I argued that shifting cultural expectations have led us to expect public apologies more often than in the past, even from people we long thought infallible — like the Pope. The Teflon exterior that some leaders assume in the face of disasters or embarrassments can be counterproductive and even backfire, as it did with Larry Summers during his tenure as Harvard’s president. A timely and sincere apology, I suggested, can cover a multitude of sins.
Kellerman pointed out that apologies have become so prevalent largely because technological changes allow us to witness the debasement of people, as well as to reveal our inner selves — “our secrets and scandals” — in new ways to mass audiences. She called this the “Oprah-ization” of our culture.
Kellerman also suggested a framework for apologies — five questions leaders should ask themselves before rushing to apologize: 1) what function would a public apology serve?; 2) who would benefit from an apology?; 3) why would an apology matter?; 4) what happens if one apologizes publicly?; and 5) what happens if one doesn’t apologize?
These are great questions that I’d bet most leaders never think to ask themselves.

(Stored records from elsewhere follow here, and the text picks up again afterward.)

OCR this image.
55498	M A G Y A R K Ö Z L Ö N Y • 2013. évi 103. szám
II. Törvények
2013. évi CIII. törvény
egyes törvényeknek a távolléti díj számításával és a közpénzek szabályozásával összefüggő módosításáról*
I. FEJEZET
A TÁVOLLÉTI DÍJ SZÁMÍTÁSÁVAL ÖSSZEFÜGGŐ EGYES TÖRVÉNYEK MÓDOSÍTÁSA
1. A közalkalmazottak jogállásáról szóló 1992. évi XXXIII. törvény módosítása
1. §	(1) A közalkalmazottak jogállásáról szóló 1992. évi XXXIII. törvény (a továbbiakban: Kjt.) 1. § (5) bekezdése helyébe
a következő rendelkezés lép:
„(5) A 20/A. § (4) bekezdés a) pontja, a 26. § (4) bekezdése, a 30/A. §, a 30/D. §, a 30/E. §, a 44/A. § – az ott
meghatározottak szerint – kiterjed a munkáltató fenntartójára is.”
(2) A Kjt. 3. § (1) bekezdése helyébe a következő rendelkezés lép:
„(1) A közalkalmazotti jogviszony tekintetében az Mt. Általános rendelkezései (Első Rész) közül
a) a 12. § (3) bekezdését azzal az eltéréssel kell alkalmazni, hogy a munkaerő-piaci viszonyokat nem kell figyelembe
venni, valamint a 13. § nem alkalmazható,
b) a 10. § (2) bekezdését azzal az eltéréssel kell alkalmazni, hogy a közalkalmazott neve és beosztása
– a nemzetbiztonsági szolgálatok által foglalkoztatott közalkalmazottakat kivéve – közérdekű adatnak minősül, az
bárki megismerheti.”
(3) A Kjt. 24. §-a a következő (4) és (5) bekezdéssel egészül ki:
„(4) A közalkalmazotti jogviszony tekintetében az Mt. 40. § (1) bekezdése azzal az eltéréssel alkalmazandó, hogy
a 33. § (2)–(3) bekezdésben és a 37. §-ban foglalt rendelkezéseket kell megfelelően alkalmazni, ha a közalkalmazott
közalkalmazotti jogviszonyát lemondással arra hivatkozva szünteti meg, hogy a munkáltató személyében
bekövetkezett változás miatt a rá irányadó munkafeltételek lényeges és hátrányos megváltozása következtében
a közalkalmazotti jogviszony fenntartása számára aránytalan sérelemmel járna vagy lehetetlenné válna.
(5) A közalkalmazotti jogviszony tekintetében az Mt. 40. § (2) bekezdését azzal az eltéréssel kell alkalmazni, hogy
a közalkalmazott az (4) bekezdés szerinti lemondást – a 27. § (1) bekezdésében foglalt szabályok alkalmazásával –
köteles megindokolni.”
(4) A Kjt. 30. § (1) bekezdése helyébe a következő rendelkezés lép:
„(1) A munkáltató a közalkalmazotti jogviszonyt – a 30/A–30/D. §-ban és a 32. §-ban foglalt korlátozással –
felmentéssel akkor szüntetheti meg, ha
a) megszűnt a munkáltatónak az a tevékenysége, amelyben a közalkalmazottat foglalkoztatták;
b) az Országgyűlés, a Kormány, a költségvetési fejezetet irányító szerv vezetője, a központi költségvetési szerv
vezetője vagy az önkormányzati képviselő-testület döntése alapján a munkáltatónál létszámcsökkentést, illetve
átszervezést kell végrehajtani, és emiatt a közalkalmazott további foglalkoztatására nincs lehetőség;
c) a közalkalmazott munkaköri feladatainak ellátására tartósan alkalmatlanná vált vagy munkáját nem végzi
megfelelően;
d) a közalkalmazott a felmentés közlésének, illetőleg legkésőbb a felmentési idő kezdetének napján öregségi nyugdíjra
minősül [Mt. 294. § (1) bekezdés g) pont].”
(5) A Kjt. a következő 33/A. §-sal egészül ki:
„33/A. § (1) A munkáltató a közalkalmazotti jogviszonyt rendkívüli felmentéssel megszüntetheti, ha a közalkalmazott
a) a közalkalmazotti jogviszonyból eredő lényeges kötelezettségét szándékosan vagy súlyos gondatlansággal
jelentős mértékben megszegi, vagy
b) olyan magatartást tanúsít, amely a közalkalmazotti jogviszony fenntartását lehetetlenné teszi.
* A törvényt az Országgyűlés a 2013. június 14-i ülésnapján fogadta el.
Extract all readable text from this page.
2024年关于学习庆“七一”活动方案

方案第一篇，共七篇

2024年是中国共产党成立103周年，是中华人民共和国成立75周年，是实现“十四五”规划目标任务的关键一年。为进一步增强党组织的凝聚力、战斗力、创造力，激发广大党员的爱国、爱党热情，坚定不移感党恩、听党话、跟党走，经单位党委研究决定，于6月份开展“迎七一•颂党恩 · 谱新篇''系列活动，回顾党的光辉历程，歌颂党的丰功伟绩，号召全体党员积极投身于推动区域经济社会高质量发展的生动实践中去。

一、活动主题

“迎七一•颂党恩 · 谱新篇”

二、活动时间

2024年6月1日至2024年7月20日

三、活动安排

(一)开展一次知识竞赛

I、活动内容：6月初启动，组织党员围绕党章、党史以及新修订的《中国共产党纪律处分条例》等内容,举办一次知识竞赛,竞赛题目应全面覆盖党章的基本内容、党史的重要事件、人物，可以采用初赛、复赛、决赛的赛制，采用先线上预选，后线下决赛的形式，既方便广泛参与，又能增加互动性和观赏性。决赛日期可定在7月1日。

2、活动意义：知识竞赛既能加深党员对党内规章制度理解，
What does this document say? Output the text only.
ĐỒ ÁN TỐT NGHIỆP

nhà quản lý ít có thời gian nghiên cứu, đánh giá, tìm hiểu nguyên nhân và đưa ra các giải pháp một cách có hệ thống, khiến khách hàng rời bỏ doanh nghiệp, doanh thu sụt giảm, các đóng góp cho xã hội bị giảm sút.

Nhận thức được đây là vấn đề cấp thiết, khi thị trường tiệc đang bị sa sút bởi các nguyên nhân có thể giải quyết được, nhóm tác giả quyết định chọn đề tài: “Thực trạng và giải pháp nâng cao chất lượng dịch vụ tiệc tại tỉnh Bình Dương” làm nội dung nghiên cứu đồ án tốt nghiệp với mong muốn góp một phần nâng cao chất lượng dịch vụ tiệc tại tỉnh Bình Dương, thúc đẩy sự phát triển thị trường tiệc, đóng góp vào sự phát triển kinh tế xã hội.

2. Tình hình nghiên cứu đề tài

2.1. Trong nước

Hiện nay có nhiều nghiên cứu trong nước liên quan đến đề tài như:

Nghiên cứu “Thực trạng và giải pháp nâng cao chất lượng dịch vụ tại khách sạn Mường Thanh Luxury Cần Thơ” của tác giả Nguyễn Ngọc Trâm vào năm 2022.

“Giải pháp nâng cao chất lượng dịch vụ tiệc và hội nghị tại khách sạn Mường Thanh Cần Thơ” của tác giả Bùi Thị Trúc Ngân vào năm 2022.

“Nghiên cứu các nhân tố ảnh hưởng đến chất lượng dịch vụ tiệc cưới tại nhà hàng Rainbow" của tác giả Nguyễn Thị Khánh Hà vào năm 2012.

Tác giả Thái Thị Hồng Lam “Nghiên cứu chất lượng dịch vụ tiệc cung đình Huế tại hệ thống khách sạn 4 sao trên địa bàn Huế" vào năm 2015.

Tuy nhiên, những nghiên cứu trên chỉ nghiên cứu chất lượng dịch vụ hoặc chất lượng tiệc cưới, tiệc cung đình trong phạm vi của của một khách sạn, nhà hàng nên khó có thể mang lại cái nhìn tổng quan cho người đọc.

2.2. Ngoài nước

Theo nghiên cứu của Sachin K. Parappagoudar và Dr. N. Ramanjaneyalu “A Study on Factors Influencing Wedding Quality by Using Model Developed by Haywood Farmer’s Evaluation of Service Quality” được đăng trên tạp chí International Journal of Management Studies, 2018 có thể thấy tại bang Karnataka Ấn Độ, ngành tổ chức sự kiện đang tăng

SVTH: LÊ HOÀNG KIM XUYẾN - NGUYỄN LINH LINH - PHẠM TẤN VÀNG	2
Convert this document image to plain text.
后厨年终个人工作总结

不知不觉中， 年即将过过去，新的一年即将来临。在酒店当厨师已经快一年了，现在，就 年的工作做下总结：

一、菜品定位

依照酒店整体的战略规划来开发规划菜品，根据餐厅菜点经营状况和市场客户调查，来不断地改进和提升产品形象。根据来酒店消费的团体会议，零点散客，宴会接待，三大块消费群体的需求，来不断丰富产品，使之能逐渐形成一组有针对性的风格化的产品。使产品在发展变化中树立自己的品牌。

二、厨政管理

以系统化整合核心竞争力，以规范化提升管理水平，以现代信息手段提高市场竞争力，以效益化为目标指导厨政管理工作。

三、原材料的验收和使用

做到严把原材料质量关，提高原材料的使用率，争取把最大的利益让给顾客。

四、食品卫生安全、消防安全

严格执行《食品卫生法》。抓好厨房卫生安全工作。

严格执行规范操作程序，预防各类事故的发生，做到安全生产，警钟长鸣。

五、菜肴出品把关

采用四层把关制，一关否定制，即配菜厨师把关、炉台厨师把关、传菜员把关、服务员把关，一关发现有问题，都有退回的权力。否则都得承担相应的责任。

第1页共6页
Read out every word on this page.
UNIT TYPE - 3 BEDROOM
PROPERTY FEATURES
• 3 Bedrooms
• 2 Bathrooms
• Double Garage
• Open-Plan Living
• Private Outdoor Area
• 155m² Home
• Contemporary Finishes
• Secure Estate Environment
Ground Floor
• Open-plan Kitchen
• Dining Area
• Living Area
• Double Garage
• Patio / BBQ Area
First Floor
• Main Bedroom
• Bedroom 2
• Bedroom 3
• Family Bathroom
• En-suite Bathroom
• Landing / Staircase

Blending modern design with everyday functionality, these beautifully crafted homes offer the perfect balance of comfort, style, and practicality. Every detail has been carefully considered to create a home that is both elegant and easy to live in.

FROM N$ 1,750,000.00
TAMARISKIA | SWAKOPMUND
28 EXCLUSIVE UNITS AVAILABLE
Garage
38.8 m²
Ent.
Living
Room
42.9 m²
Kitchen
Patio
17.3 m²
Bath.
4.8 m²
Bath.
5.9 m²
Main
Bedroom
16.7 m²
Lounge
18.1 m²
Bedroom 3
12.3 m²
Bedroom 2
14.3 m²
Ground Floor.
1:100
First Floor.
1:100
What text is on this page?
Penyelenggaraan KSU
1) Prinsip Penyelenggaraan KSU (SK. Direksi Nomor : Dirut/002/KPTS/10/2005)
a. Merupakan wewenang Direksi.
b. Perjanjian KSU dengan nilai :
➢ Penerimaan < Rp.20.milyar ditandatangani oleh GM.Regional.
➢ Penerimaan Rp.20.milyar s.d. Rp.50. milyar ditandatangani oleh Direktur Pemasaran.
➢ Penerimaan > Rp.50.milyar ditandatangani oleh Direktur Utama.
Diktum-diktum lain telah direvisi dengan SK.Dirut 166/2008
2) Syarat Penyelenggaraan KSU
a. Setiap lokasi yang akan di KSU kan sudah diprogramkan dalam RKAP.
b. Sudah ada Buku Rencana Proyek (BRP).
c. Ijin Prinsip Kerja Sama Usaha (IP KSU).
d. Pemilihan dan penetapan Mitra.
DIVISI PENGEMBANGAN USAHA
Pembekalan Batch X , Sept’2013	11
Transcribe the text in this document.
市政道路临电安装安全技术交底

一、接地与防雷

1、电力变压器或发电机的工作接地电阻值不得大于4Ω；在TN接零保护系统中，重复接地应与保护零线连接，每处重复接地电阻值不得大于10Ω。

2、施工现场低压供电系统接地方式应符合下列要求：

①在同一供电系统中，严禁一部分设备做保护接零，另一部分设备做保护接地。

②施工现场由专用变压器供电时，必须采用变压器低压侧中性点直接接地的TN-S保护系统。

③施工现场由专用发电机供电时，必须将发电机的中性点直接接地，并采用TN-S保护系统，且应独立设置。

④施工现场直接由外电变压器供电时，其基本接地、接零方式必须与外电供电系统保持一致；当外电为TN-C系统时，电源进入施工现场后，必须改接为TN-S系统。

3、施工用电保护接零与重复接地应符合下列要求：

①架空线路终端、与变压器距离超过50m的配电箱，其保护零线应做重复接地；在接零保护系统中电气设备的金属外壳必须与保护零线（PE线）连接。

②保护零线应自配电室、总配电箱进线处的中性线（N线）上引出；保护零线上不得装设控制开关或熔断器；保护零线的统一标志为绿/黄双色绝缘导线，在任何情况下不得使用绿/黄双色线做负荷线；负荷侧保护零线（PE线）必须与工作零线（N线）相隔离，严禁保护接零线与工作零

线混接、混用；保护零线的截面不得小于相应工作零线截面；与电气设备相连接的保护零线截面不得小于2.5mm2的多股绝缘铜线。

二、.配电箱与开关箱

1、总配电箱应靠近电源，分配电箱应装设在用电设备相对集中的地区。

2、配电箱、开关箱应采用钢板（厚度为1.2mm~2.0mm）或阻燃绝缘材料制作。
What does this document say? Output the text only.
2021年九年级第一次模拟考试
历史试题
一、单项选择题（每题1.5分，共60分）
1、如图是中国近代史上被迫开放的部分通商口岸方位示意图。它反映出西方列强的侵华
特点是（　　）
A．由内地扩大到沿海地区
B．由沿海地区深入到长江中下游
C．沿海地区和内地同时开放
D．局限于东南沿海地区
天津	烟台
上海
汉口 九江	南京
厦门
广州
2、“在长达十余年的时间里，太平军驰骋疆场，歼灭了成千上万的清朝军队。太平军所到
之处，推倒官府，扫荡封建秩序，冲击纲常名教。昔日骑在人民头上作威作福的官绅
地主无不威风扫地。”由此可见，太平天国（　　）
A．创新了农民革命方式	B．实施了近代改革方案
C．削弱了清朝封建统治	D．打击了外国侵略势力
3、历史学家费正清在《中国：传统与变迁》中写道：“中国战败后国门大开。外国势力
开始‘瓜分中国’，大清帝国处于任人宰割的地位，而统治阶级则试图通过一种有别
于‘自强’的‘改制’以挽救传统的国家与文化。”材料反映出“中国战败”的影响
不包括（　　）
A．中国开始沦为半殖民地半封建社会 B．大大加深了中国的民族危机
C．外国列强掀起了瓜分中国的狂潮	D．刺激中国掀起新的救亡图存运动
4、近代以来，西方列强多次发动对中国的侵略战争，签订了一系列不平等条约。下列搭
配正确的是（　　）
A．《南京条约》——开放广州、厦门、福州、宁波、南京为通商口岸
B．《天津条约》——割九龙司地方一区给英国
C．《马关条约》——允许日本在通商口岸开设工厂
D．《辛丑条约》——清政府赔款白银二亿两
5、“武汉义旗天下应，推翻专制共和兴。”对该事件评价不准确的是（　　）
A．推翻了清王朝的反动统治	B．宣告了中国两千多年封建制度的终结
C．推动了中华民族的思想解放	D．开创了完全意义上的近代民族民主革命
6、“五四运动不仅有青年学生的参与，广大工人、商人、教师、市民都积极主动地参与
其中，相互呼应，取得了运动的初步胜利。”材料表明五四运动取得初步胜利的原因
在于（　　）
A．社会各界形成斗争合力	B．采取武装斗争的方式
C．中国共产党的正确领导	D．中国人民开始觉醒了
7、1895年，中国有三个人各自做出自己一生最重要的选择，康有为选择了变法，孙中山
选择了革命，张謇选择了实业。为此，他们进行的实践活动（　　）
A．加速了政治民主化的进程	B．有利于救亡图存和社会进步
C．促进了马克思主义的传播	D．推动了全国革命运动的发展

One leader who never apologized was Claudius, the fictional king of Shakespeare’s Hamlet who wins the throne by killing his brother, Hamlet Senior. The closest he comes to an apology is his attempt at prayer in Act III, Scence 3, but it’s directed at God, not the title character:
O, my offence is rank it smells to heaven;
It hath the primal eldest curse upon’t,
A brother’s murder. Pray can I not,
Though inclination be as sharp as will:
My stronger guilt defeats my strong intent;
And, like a man to double business bound,
I stand in pause where I shall first begin,
And both neglect.
Moments later, Claudius realizes that apologizing to a divine being is pointless because he’s unwilling to give up what he’s gained by murdering Hamlet Senior. He briefly wonders, “May one be pardon’d and retain the offence?” The answer, of course, is no. Apologies are guaranteed to fail when they aren’t sincere and when wrongs aren’t righted.